Saturday, September 28, 2013

Flight Behaviour - Barbara Kingsolver


In 2010, unprecedented rainfall brought floods and mudslides to the Mexican town of Angangueo, and posed a serious threat to the spectacular colonies of Monarch Butterflies the region was famous for. The possible loss of winter habitat could have interfered with the hard coded flight behavior of the Monarch population, leading to unforeseen results. Barbara Kingsolver blends fiction into these facts—the sudden relocation of the butterfly colonies to the Appalachian farm of our heroine Dellarobia Turnbow—and comes up with a book that works well at many levels.

As a little township grapples with the lepidopteran visitation, scientists, tourists and newsmongers descend on the thinking heroine’s farm. And while the reader is exhorted in none too subtle language to wake up to the grave peril of global weirding (I do prefer the author’s terminology for climate change), Dellarobia achieves her own predictable awakening. This is a novel with an agenda. Not that it is a bad thing. In fact I would rate this as a great achievement, the fact that Kingsolver is able to make an agenda driven book readable—after a fashion.

The book begins fabulously, right up to the introduction of the butterflies in our heroine’s lackluster life. It ends reasonably well, in a rush of gorgeous nature welling up in all its glory to impress mankind. However, what lies in between is tedious to say the least. The science behind the story is developed through conversations between Dellarobia, and the entomologist camped out in her backyard, in a Master and Acolyte style that has a cloying, gimmicky feel to it. Nor does the scientific exposition arouse in me a sense of amazement, the kind of wonder for example that E.O. Wilson’s “Trailhead,” did. (This New Yorker extract from Wilson’s novel “Anthill” centered on the establishment and demise of an ant colony. I give the link below-)

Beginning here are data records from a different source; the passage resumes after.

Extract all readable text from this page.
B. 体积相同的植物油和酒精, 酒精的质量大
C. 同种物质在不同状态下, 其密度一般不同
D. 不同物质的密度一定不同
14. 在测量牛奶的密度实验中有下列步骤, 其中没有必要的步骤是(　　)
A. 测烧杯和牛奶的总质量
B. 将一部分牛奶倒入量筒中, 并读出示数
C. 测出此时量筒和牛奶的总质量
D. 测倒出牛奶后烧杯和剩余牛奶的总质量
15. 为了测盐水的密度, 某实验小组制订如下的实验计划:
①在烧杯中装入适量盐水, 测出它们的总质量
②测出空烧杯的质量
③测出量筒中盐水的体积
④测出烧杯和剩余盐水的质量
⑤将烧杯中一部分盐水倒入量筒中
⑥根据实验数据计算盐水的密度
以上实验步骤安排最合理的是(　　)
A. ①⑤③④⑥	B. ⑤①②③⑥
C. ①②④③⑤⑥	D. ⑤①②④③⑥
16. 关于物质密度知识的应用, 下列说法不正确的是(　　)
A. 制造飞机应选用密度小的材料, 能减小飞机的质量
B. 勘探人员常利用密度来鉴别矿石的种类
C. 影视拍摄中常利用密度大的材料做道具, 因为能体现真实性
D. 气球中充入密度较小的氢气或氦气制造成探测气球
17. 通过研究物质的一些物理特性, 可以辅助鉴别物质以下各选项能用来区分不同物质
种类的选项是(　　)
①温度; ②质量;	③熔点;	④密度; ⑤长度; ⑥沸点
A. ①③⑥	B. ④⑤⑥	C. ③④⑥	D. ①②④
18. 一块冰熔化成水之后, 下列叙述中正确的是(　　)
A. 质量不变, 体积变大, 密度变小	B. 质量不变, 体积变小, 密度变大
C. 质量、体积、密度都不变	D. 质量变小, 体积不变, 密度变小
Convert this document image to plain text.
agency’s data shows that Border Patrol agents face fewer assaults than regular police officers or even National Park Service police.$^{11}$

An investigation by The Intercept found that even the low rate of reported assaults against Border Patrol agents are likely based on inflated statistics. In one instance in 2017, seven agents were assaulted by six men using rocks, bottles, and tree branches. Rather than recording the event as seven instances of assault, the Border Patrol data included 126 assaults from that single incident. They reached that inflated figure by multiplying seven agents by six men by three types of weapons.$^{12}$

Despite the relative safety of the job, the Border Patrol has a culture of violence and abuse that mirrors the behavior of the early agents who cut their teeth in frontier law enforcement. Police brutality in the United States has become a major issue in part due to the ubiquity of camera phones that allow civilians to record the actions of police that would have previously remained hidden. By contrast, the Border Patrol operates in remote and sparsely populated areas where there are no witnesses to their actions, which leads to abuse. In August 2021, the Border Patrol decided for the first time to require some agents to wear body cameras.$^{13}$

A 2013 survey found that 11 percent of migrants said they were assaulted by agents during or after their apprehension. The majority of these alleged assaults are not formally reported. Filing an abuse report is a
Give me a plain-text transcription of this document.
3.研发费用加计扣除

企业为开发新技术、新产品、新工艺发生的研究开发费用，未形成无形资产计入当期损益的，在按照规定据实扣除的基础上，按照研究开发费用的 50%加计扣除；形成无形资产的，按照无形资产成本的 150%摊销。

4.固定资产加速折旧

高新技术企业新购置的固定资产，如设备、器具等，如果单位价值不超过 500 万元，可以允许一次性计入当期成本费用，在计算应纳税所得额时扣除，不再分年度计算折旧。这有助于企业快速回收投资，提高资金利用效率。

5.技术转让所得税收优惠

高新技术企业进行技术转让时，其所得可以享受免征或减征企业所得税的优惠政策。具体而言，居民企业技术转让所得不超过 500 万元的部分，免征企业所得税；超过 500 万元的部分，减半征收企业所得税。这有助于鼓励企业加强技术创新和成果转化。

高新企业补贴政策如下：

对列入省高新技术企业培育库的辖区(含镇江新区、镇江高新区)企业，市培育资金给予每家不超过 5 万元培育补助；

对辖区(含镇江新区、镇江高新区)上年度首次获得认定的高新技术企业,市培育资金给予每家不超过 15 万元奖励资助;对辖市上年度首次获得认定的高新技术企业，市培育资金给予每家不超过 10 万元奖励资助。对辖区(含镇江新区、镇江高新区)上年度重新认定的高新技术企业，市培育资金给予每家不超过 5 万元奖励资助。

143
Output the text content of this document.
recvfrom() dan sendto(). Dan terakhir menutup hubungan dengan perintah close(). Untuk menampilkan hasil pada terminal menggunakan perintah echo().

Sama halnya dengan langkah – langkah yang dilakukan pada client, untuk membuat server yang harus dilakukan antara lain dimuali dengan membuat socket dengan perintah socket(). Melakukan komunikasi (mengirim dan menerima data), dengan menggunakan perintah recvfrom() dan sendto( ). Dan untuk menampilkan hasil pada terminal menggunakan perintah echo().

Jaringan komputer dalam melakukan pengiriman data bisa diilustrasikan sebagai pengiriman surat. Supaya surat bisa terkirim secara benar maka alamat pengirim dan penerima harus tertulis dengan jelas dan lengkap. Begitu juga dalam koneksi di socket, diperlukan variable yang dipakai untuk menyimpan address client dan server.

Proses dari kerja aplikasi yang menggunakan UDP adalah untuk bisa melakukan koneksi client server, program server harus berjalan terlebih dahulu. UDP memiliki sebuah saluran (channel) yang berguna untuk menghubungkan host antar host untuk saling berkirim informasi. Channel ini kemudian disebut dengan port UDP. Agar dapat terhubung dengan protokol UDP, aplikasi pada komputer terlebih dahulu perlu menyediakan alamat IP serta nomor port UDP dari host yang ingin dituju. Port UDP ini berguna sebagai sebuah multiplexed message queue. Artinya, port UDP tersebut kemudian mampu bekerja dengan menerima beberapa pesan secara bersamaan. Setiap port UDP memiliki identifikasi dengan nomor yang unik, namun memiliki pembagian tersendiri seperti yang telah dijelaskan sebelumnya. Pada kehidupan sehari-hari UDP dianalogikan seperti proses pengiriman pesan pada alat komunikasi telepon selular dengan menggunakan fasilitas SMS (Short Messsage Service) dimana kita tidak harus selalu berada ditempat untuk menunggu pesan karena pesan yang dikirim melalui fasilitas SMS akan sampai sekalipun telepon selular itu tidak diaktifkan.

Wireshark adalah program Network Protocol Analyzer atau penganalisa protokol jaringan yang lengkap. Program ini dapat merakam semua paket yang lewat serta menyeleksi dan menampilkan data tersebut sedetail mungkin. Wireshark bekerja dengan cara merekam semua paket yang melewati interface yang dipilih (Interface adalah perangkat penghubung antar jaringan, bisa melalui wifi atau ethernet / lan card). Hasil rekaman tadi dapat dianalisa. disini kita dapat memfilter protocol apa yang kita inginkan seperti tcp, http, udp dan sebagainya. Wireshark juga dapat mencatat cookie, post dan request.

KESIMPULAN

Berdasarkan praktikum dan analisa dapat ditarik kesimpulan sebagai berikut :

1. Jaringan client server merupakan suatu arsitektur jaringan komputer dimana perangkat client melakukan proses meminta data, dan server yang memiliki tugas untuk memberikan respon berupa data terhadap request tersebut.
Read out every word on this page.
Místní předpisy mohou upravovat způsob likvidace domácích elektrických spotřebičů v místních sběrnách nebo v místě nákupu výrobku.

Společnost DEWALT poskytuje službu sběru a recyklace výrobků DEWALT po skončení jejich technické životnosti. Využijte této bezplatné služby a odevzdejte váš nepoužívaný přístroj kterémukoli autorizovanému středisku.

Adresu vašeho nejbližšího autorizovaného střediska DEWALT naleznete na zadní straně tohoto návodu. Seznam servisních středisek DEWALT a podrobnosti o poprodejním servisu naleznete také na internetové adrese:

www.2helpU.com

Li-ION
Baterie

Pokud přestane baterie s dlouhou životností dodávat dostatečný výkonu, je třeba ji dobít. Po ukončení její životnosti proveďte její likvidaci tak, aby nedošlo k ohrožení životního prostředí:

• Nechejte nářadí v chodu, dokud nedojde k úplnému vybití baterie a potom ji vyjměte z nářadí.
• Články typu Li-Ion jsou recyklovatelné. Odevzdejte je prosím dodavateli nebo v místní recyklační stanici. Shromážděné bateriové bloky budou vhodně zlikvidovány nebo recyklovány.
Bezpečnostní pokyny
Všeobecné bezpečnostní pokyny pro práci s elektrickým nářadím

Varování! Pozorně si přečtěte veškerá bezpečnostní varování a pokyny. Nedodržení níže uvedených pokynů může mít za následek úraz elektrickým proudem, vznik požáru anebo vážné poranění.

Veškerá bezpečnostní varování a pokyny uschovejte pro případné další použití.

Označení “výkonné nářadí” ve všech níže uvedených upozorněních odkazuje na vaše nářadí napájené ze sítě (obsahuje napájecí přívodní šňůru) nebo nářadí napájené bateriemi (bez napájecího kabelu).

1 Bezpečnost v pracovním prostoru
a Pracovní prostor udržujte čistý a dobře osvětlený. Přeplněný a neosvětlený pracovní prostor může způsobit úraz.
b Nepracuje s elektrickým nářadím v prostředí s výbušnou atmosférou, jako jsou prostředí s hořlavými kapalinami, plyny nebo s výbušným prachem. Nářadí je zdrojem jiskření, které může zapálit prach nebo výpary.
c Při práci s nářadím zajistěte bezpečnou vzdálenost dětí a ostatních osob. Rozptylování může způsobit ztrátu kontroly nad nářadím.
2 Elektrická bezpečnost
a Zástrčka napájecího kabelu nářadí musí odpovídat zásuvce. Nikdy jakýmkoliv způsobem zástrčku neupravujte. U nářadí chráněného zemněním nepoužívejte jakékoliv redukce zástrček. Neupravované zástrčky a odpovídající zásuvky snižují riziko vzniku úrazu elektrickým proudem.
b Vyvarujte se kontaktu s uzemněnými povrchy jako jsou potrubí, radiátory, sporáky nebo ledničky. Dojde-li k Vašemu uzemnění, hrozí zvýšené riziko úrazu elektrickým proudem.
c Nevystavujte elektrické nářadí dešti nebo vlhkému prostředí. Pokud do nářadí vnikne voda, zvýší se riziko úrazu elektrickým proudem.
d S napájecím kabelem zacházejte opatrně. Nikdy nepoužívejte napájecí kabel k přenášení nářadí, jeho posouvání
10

Amirrezvani- she looks like Kingsolver! 
A woman rises to her potential
Apart from the science, a good part of the book is devoted to a study of Dellarobia’s mis-marriage. We have it on good authority, from Dellarobia herself in fact, that she is dissatisfied and that she wants out. But the source of her unhappiness, her husband’s lack of character is not fleshed out well enough for us to feel much sympathy. Neither do I find her state of dissatisfaction credible. Why for example, does she find Chinese toys in a store tacky if she has never seen any better? Oh yes the seamstress mother and the wood craftsman father. I am not buying it. I have seen children of Kanjeevaram weavers flocking for chintz prints on fluorescent nylex because they believe it is fancier. I recommend Anita Amirrezvani’s The Blood of Flowers for a superior treatment of the same subject – the awakening of a subjugated woman to her potential. 


However the fact remains that Barbara Kingsolver is a wonderful craftswoman, her work abounding in interesting metaphors and observations borrowed from the mundane.  Check these out: 

In the normal course of events everything got snatched from her (Dellarobia’s) hands – “her hairbrush, the TV clicker, the soft middle part of the sandwich, the last Coke she had waited all afternoon to open.”


They built their tidy houses of self-importance and special blessing and went inside and slammed the door, unaware the mountain behind them was aflame.

…a child thinking what snow should be: soft and lovely, instead of the cold, wet truth.

The tumbling dog feet on the stairs sounded like a waterfall in reverse.

But being a stay-at-home mom was the loneliest kind of lonely, in which she was always never by herself.

She felt like a picky-eating toddler having a spaghetti nightmare.

Dear Abby had a smart mouth and a kind heart, that’s why people read her; the combination was rare.

She’d tried to get dressed, but the child had pelted her all morning with a hail of no; she felt like a woman stoned for the sin of motherhood.

It was a rule of marriage: the more desperately you needed alone time with your spouse, the quicker you’d spoil it with a blowout.

On television, deriding people was hip. The elderly, the naïve —it shocked her sometimes how the rules had changed.

(The butterflies clung) “to their family trees, lulled into dormancy from which they would not wake."

There are many more. You could check the book out. Or not. I found it a tad lacking in plot, implausible and preachy, written in a reasonably engaging way. If you want the verbal virtuosity I would suggest you first read her wildly successful Poisonwood Bible. There is a gripping tale.